# Cbd question



## NASAbud (Jan 13, 2020)

whats the difference between high cbd vs equal cbd and thc


----------



## sunny747 (Jan 20, 2020)

The CBD/THC at 1:1 will certainly get you toasty.. At 16:1 CBD to THC you will just feel relaxed..


----------



## NASAbud (Jan 20, 2020)

Would 1:1 be to much for a newbie? I'm thinking about growing some critical mass cbd.


----------



## GBAUTO (Jan 20, 2020)

I find that it really depends on what type of effect I'm looking for.
I medicate for pain management and a thumper strain with high THC is what works best for me. Downside is that it can zonk me a bit.
I also grow strains that test out at 6:1 THC:CBD that are more suitable for daytime use. I do notice the difference in how the two effect me.


----------



## NASAbud (Jan 20, 2020)

I guess I'll give it a try. Thx


----------



## cobyda (Jan 27, 2020)

Some individuals respond better to a 1:1 ratio while others seem to prefer higher CBD concentration with just a small amount of THC


----------



## NASAbud (Jan 31, 2020)

I smoked a o.5g joint of 2:1 cbd to thc yesterday and I got completely ripped. I was having constant anxiety, it hurt my stomach, and gave me way way to much energy. I literally went for a walk for 4 hours. Finally I started to get tired so I went home got into bed then the headache started. (I forgot to mention I take medication for my anxiety disorder) which I actually took about 5 minutes after smoking that joint. I was completely disappointed. I hated the feeling. It makes me think I'm not interested in ingesting any cbd or thc at all.


----------



## Stickyjones (Feb 1, 2020)

Maybe try just cbd before ya give up. Ive heard really good things about it for anxiety and for me personally straight cbd is more of a mood elevator than an intoxicant..


----------



## NASAbud (Feb 1, 2020)

Stickyjones said:


> Maybe try just cbd before ya give up. Ive heard really good things about it for anxiety and for me personally straight cbd is more of a mood elevator than an intoxicant..

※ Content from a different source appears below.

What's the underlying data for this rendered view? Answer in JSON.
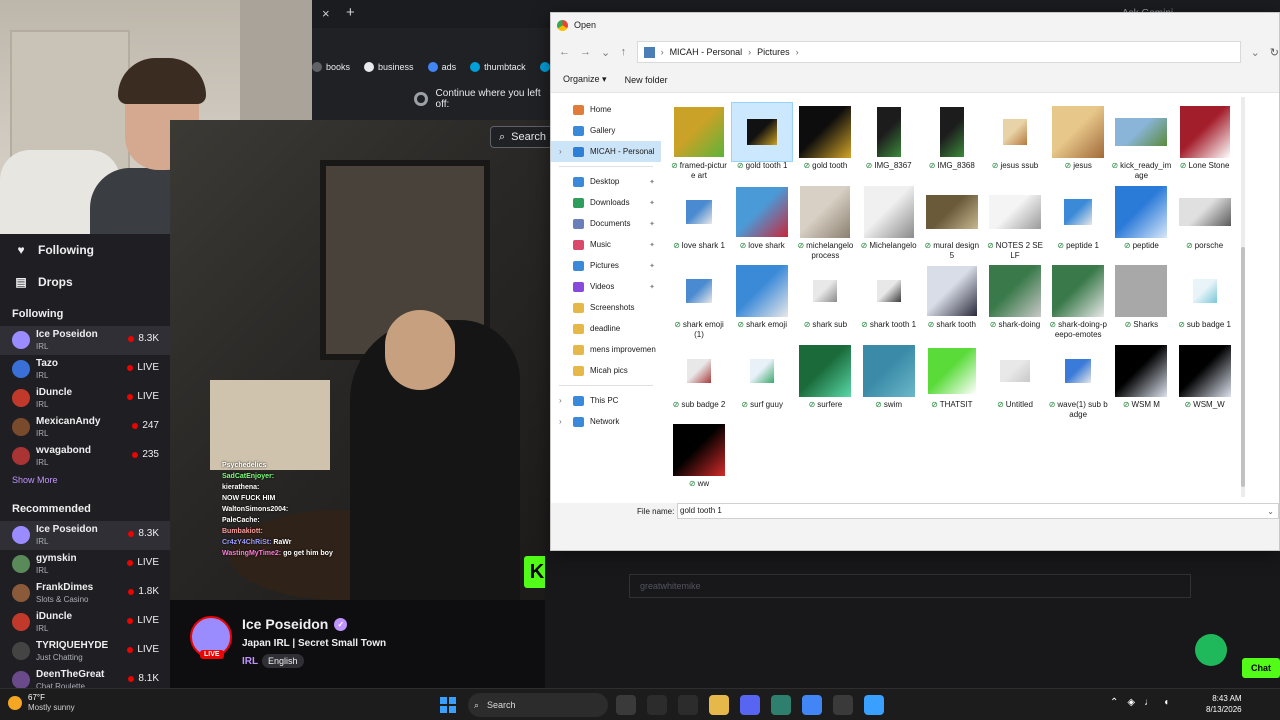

I completely agree. I live in Toronto and this completely legal to buy , I actually bought this product from a government dispensary. But I told him I thought I could handle some thc. After my experience. Definitely not. I would have preferred a 30:0 , absolutely no thc. I will give it another try with no thc and only cbd, but I bet I'll still get high. I'm so sensitive to the plant. But eather way if I don't consume it I'll still cultivate it. This product i consumed was bought from a legal dispensary.


----------



## Stickyjones (Feb 1, 2020)

Thats awesome that its legal up there now, the world is slowly coming around.. You might get a little buzz but ive never gotten paranoid from straight hemp, im not sure how it could interact with your medication though. I hope you like it and it helps ya out.


----------



## NASAbud (Feb 2, 2020)

For some reason I can like a post. But thanks stickyjones


----------



## printer (Feb 4, 2020)

How about a couple tokes rather trhan a whole joint? Cuts down on the cost also. I can get a good buzz on with 1:1 but the next day I have what I call a hangover. Not like a heavy booze night, not that I do that anymore, but head hurts and my body is ok. But if I take at most three tokes I am fine the night and the next day. I can get rid of all my pain with straight CBD but that also has somewhat of a hangover effect. A little less is more sometimes.


----------



## NASAbud (Feb 4, 2020)

printer said:


> How about a couple tokes rather trhan a whole joint? Cuts down on the cost also. I can get a good buzz on with 1:1 but the next day I have what I call a hangover. Not like a heavy booze night, not that I do that anymore, but head hurts and my body is ok. But if I take at most three tokes I am fine the night and the next day. I can get rid of all my pain with straight CBD but that also has somewhat of a hangover effect. A little less is more sometimes.


----------



## NASAbud (Feb 4, 2020)

I totally over did it.


----------



## Freedom seed (Feb 6, 2020)

I could not handle herb that gave me a headache or a hangover. It would be worthless to me. I wouldn’t feed it to my dog or even my compost bin. That shit is toxic.

Imagine if you concentrated it and then ate a whole shitload, it’d be really toxic then. Headaches galore.

I would toss that shit and replace with better quality. It’s a wise and healthy choice with so much variety available these days.


----------



## printer (Feb 7, 2020)

Freedom seed said:


> I could not handle herb that gave me a headache or a hangover. It would be worthless to me. I wouldn’t feed it to my dog or even my compost bin. That shit is toxic.
> 
> Imagine if you concentrated it and then ate a whole shitload, it’d be really toxic then. Headaches galore.
> 
> I would toss that shit and replace with better quality. It’s a wise and healthy choice with so much variety available these days.


I have had the effect from different strains grown from different people. Call it withdrawal symptoms if you will. I am on other medications and on occasion I missed a dose and it has had adverse effects on me. I would think if I took it like my regular medicine and kept a baseline in me it might not happen.


----------



## Freedom seed (Feb 7, 2020)

It’s the kind of plant that absorbs everything you put on it. It can even concentrate fluoride from tap water to toxic levels.

NASAbud is getting headaches from LP bud, no surprise there. The constant anxiety he reports is often attributed to an early harvest. You can go on health Canada’s website to read the approved chemical list. Even still there are cases in court for banned substances that have shown in testing.

Good weed will fix most headaches I find. I’ve never noticed a withdrawal symptom. Maybe a slight irritation that I was out of weed, lol.


----------



## gb123 (Feb 11, 2020)

I suffered from Migraines...An ora and the whole bit that goes with it
.. until I started ingesting oil... 
haven't had one in years!


----------